6.19    Annual chain Laspeyres volume indexes can be formed by multiplying consecutive year-to-year indexes; that is:

$$\large L_Q^y = \frac{{\sum\limits_{i = 1}^n {P_i^0Q_i^1} }}{{\sum\limits_{i = 1}^n {P_i^0Q_i^0} }} \times \frac{{\sum\limits_{i = 1}^n {P_i^1Q_i^2} }}{{\sum\limits_{i = 1}^n {P_i^1Q_i^1} }} \times \frac{{\sum\limits_{i = 1}^n {P_i^2Q_i^3} }}{{\sum\limits_{i = 1}^n {P_i^2Q_i^2} }} \times \ldots \times \frac{{\sum\limits_{i = 1}^n {P_i^{y - 1}Q_i^y} }}{{\sum\limits_{i = 1}^n {P_i^{y - 1}Q_i^{y - 1}} }}$$

6.20    The derivation of quarterly chain Laspeyres volume indexes is in concept no different to compiling annual chain volume indexes. However there is the complication of seasonality to contend with. In the ASNA, annual base years (i.e. annual weights) are used to derive quarterly volume indexes rather than having quarterly base periods. If quarterly base periods were to be used then this should only be done using seasonally adjusted data and not original data.

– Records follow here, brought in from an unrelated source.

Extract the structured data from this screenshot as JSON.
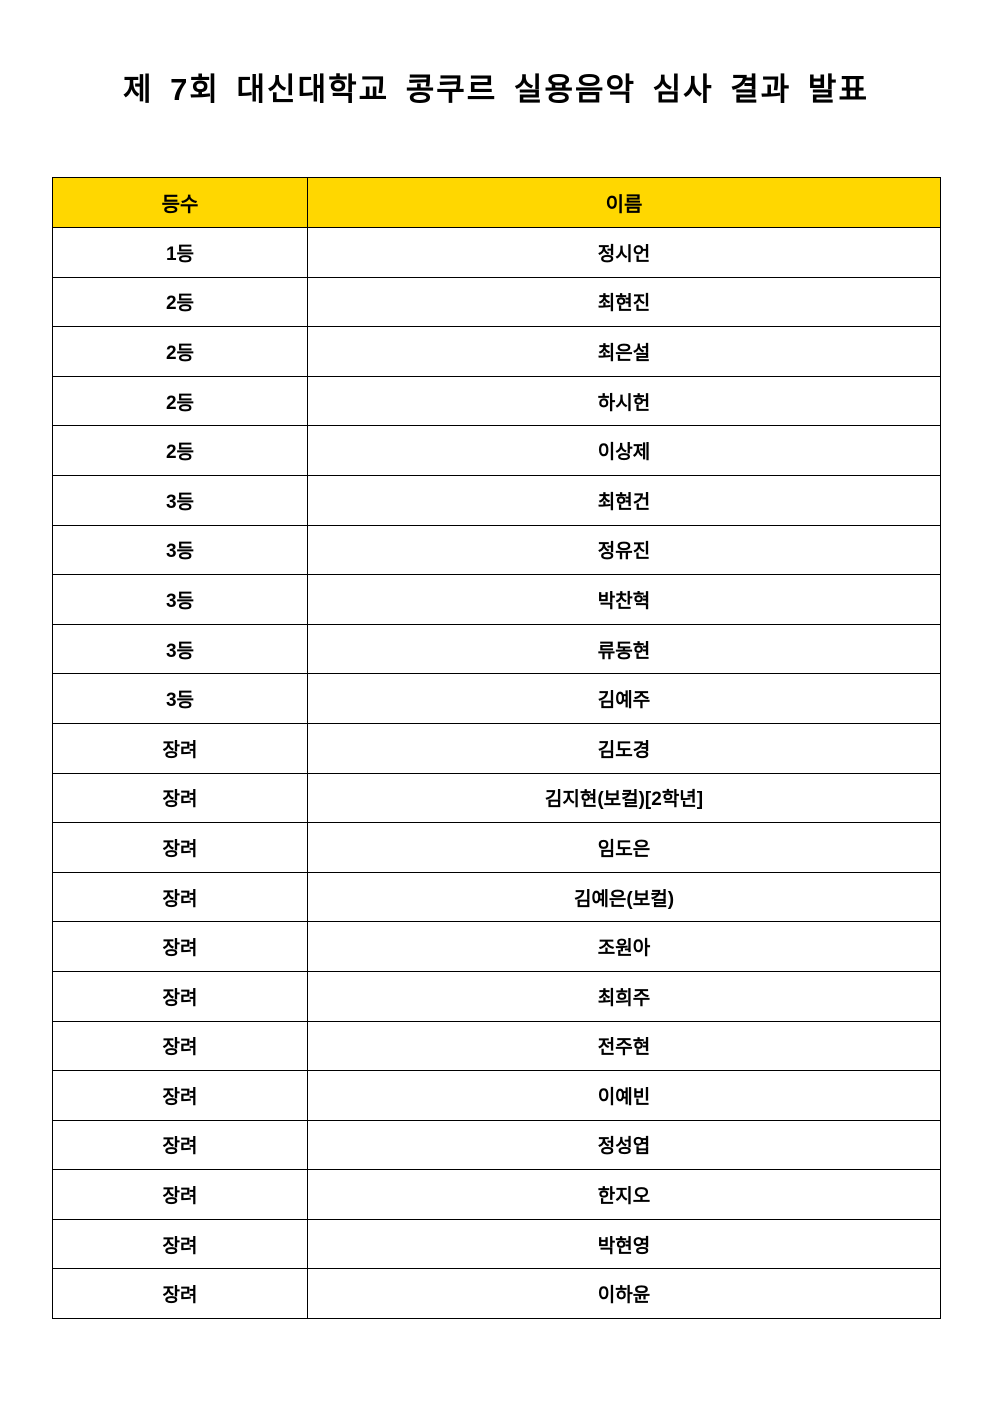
{
  "title": "제 7회 대신대학교 콩쿠르 실용음악 심사 결과 발표",
  "header_color": "#FFD700",
  "table": {
    "headers": [
      "등수",
      "이름"
    ],
    "rows": [
      [
        "1등",
        "정시언"
      ],
      [
        "2등",
        "최현진"
      ],
      [
        "2등",
        "최은설"
      ],
      [
        "2등",
        "하시헌"
      ],
      [
        "2등",
        "이상제"
      ],
      [
        "3등",
        "최현건"
      ],
      [
        "3등",
        "정유진"
      ],
      [
        "3등",
        "박찬혁"
      ],
      [
        "3등",
        "류동현"
      ],
      [
        "3등",
        "김예주"
      ],
      [
        "장려",
        "김도경"
      ],
      [
        "장려",
        "김지현(보컬)[2학년]"
      ],
      [
        "장려",
        "임도은"
      ],
      [
        "장려",
        "김예은(보컬)"
      ],
      [
        "장려",
        "조원아"
      ],
      [
        "장려",
        "최희주"
      ],
      [
        "장려",
        "전주현"
      ],
      [
        "장려",
        "이예빈"
      ],
      [
        "장려",
        "정성엽"
      ],
      [
        "장려",
        "한지오"
      ],
      [
        "장려",
        "박현영"
      ],
      [
        "장려",
        "이하윤"
      ]
    ]
  }
}
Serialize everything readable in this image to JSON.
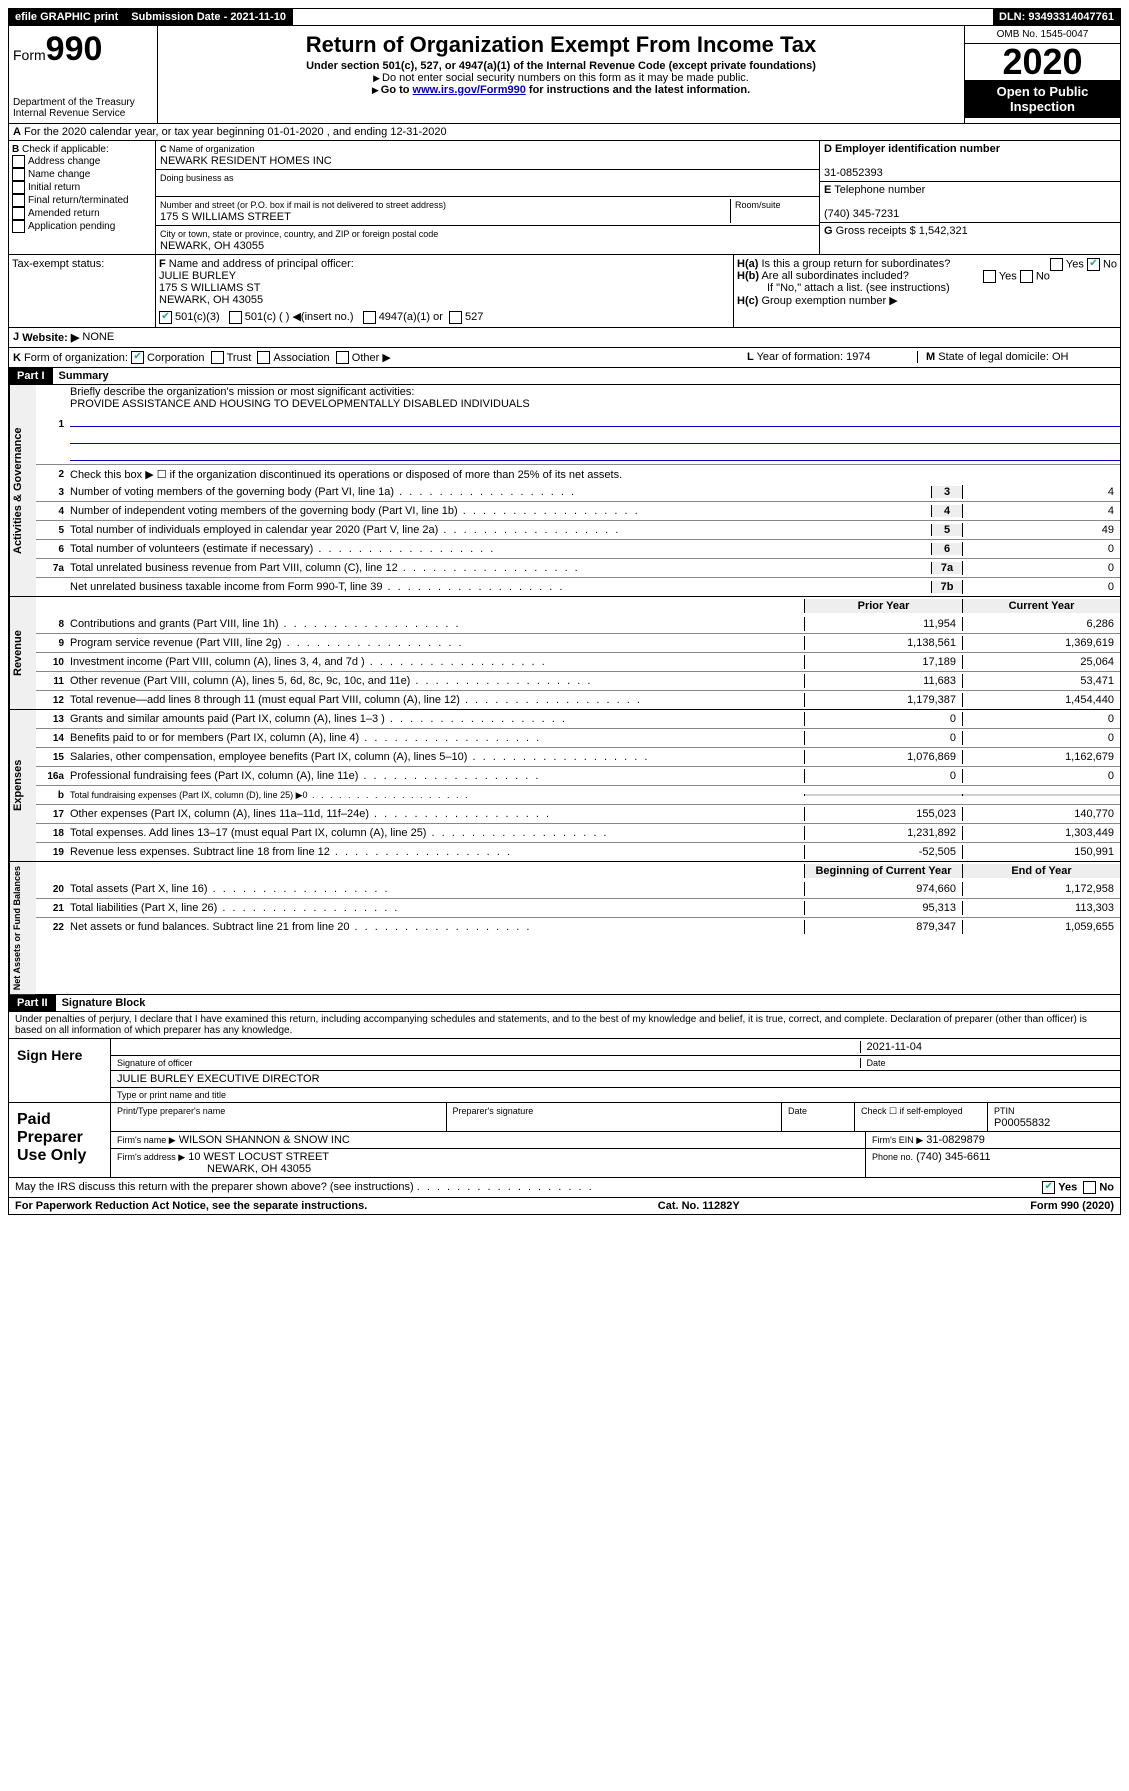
{
  "topbar": {
    "efile": "efile GRAPHIC print",
    "submission_label": "Submission Date - 2021-11-10",
    "dln_label": "DLN: 93493314047761"
  },
  "header": {
    "form_prefix": "Form",
    "form_number": "990",
    "dept": "Department of the Treasury\nInternal Revenue Service",
    "title": "Return of Organization Exempt From Income Tax",
    "subtitle": "Under section 501(c), 527, or 4947(a)(1) of the Internal Revenue Code (except private foundations)",
    "note1": "Do not enter social security numbers on this form as it may be made public.",
    "note2_pre": "Go to ",
    "note2_link": "www.irs.gov/Form990",
    "note2_post": " for instructions and the latest information.",
    "omb": "OMB No. 1545-0047",
    "year": "2020",
    "open": "Open to Public Inspection"
  },
  "section_a": "For the 2020 calendar year, or tax year beginning 01-01-2020   , and ending 12-31-2020",
  "box_b": {
    "label": "Check if applicable:",
    "items": [
      "Address change",
      "Name change",
      "Initial return",
      "Final return/terminated",
      "Amended return",
      "Application pending"
    ]
  },
  "box_c": {
    "name_label": "Name of organization",
    "name": "NEWARK RESIDENT HOMES INC",
    "dba_label": "Doing business as",
    "addr_label": "Number and street (or P.O. box if mail is not delivered to street address)",
    "room_label": "Room/suite",
    "addr": "175 S WILLIAMS STREET",
    "city_label": "City or town, state or province, country, and ZIP or foreign postal code",
    "city": "NEWARK, OH  43055"
  },
  "box_d": {
    "label": "Employer identification number",
    "value": "31-0852393"
  },
  "box_e": {
    "label": "Telephone number",
    "value": "(740) 345-7231"
  },
  "box_f": {
    "label": "Name and address of principal officer:",
    "name": "JULIE BURLEY",
    "addr1": "175 S WILLIAMS ST",
    "addr2": "NEWARK, OH  43055"
  },
  "box_g": {
    "label": "Gross receipts $",
    "value": "1,542,321"
  },
  "box_h": {
    "a_label": "Is this a group return for subordinates?",
    "b_label": "Are all subordinates included?",
    "b_note": "If \"No,\" attach a list. (see instructions)",
    "c_label": "Group exemption number ▶"
  },
  "row_i": {
    "label": "Tax-exempt status:",
    "opt1": "501(c)(3)",
    "opt2": "501(c) (  ) ◀(insert no.)",
    "opt3": "4947(a)(1) or",
    "opt4": "527"
  },
  "row_j": {
    "label": "Website: ▶",
    "value": "NONE"
  },
  "row_k": {
    "label": "Form of organization:",
    "opts": [
      "Corporation",
      "Trust",
      "Association",
      "Other ▶"
    ],
    "l_label": "Year of formation:",
    "l_value": "1974",
    "m_label": "State of legal domicile:",
    "m_value": "OH"
  },
  "part1": {
    "label": "Part I",
    "title": "Summary",
    "line1_label": "Briefly describe the organization's mission or most significant activities:",
    "line1_text": "PROVIDE ASSISTANCE AND HOUSING TO DEVELOPMENTALLY DISABLED INDIVIDUALS",
    "line2": "Check this box ▶ ☐  if the organization discontinued its operations or disposed of more than 25% of its net assets.",
    "governance_lines": [
      {
        "n": "3",
        "d": "Number of voting members of the governing body (Part VI, line 1a)",
        "k": "3",
        "v": "4"
      },
      {
        "n": "4",
        "d": "Number of independent voting members of the governing body (Part VI, line 1b)",
        "k": "4",
        "v": "4"
      },
      {
        "n": "5",
        "d": "Total number of individuals employed in calendar year 2020 (Part V, line 2a)",
        "k": "5",
        "v": "49"
      },
      {
        "n": "6",
        "d": "Total number of volunteers (estimate if necessary)",
        "k": "6",
        "v": "0"
      },
      {
        "n": "7a",
        "d": "Total unrelated business revenue from Part VIII, column (C), line 12",
        "k": "7a",
        "v": "0"
      },
      {
        "n": "",
        "d": "Net unrelated business taxable income from Form 990-T, line 39",
        "k": "7b",
        "v": "0"
      }
    ],
    "col_prior": "Prior Year",
    "col_current": "Current Year",
    "revenue_lines": [
      {
        "n": "8",
        "d": "Contributions and grants (Part VIII, line 1h)",
        "p": "11,954",
        "c": "6,286"
      },
      {
        "n": "9",
        "d": "Program service revenue (Part VIII, line 2g)",
        "p": "1,138,561",
        "c": "1,369,619"
      },
      {
        "n": "10",
        "d": "Investment income (Part VIII, column (A), lines 3, 4, and 7d )",
        "p": "17,189",
        "c": "25,064"
      },
      {
        "n": "11",
        "d": "Other revenue (Part VIII, column (A), lines 5, 6d, 8c, 9c, 10c, and 11e)",
        "p": "11,683",
        "c": "53,471"
      },
      {
        "n": "12",
        "d": "Total revenue—add lines 8 through 11 (must equal Part VIII, column (A), line 12)",
        "p": "1,179,387",
        "c": "1,454,440"
      }
    ],
    "expense_lines": [
      {
        "n": "13",
        "d": "Grants and similar amounts paid (Part IX, column (A), lines 1–3 )",
        "p": "0",
        "c": "0"
      },
      {
        "n": "14",
        "d": "Benefits paid to or for members (Part IX, column (A), line 4)",
        "p": "0",
        "c": "0"
      },
      {
        "n": "15",
        "d": "Salaries, other compensation, employee benefits (Part IX, column (A), lines 5–10)",
        "p": "1,076,869",
        "c": "1,162,679"
      },
      {
        "n": "16a",
        "d": "Professional fundraising fees (Part IX, column (A), line 11e)",
        "p": "0",
        "c": "0"
      },
      {
        "n": "b",
        "d": "Total fundraising expenses (Part IX, column (D), line 25) ▶0",
        "p": "",
        "c": "",
        "shaded": true
      },
      {
        "n": "17",
        "d": "Other expenses (Part IX, column (A), lines 11a–11d, 11f–24e)",
        "p": "155,023",
        "c": "140,770"
      },
      {
        "n": "18",
        "d": "Total expenses. Add lines 13–17 (must equal Part IX, column (A), line 25)",
        "p": "1,231,892",
        "c": "1,303,449"
      },
      {
        "n": "19",
        "d": "Revenue less expenses. Subtract line 18 from line 12",
        "p": "-52,505",
        "c": "150,991"
      }
    ],
    "col_begin": "Beginning of Current Year",
    "col_end": "End of Year",
    "net_lines": [
      {
        "n": "20",
        "d": "Total assets (Part X, line 16)",
        "p": "974,660",
        "c": "1,172,958"
      },
      {
        "n": "21",
        "d": "Total liabilities (Part X, line 26)",
        "p": "95,313",
        "c": "113,303"
      },
      {
        "n": "22",
        "d": "Net assets or fund balances. Subtract line 21 from line 20",
        "p": "879,347",
        "c": "1,059,655"
      }
    ]
  },
  "sections": {
    "gov": "Activities & Governance",
    "rev": "Revenue",
    "exp": "Expenses",
    "net": "Net Assets or Fund Balances"
  },
  "part2": {
    "label": "Part II",
    "title": "Signature Block",
    "penalty": "Under penalties of perjury, I declare that I have examined this return, including accompanying schedules and statements, and to the best of my knowledge and belief, it is true, correct, and complete. Declaration of preparer (other than officer) is based on all information of which preparer has any knowledge.",
    "sign_here": "Sign Here",
    "sig_date": "2021-11-04",
    "sig_officer_label": "Signature of officer",
    "date_label": "Date",
    "officer_name": "JULIE BURLEY  EXECUTIVE DIRECTOR",
    "officer_name_label": "Type or print name and title",
    "paid": "Paid Preparer Use Only",
    "prep_name_label": "Print/Type preparer's name",
    "prep_sig_label": "Preparer's signature",
    "prep_date_label": "Date",
    "check_self": "Check ☐ if self-employed",
    "ptin_label": "PTIN",
    "ptin": "P00055832",
    "firm_name_label": "Firm's name    ▶",
    "firm_name": "WILSON SHANNON & SNOW INC",
    "firm_ein_label": "Firm's EIN ▶",
    "firm_ein": "31-0829879",
    "firm_addr_label": "Firm's address ▶",
    "firm_addr": "10 WEST LOCUST STREET",
    "firm_city": "NEWARK, OH  43055",
    "phone_label": "Phone no.",
    "phone": "(740) 345-6611",
    "discuss": "May the IRS discuss this return with the preparer shown above? (see instructions)",
    "yes": "Yes",
    "no": "No"
  },
  "footer": {
    "left": "For Paperwork Reduction Act Notice, see the separate instructions.",
    "mid": "Cat. No. 11282Y",
    "right": "Form 990 (2020)"
  }
}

6.21    Consequently the Laspeyres-type³⁴ volume index from year $$y-1$$ to quarter $$c$$ in year $$y$$ takes the form:

$$\large L_Q^{\left( {y - 1} \right) \to \left( {c,y} \right)} = \frac{{\sum\limits_{i = 1}^n {P_i^{y - 1}4q_i^{c,y}} }}{{\sum\limits_{i = 1}^n {P_i^{y - 1}Q_i^{y - 1}} }} = \sum\limits_{i = 1}^n {\frac{{4q_i^{c,y}}}{{Q_i^{y - 1}}}s_i^{y - 1},}$$

where $$q_i^{c,y}$$ , is the volume of product $$i$$ in the $$c^{th}$$ quarter of year $$y$$ and $$s$$ is the share (weight) of the $$i^{th}$$ item. For more detail see Annex A to this chapter.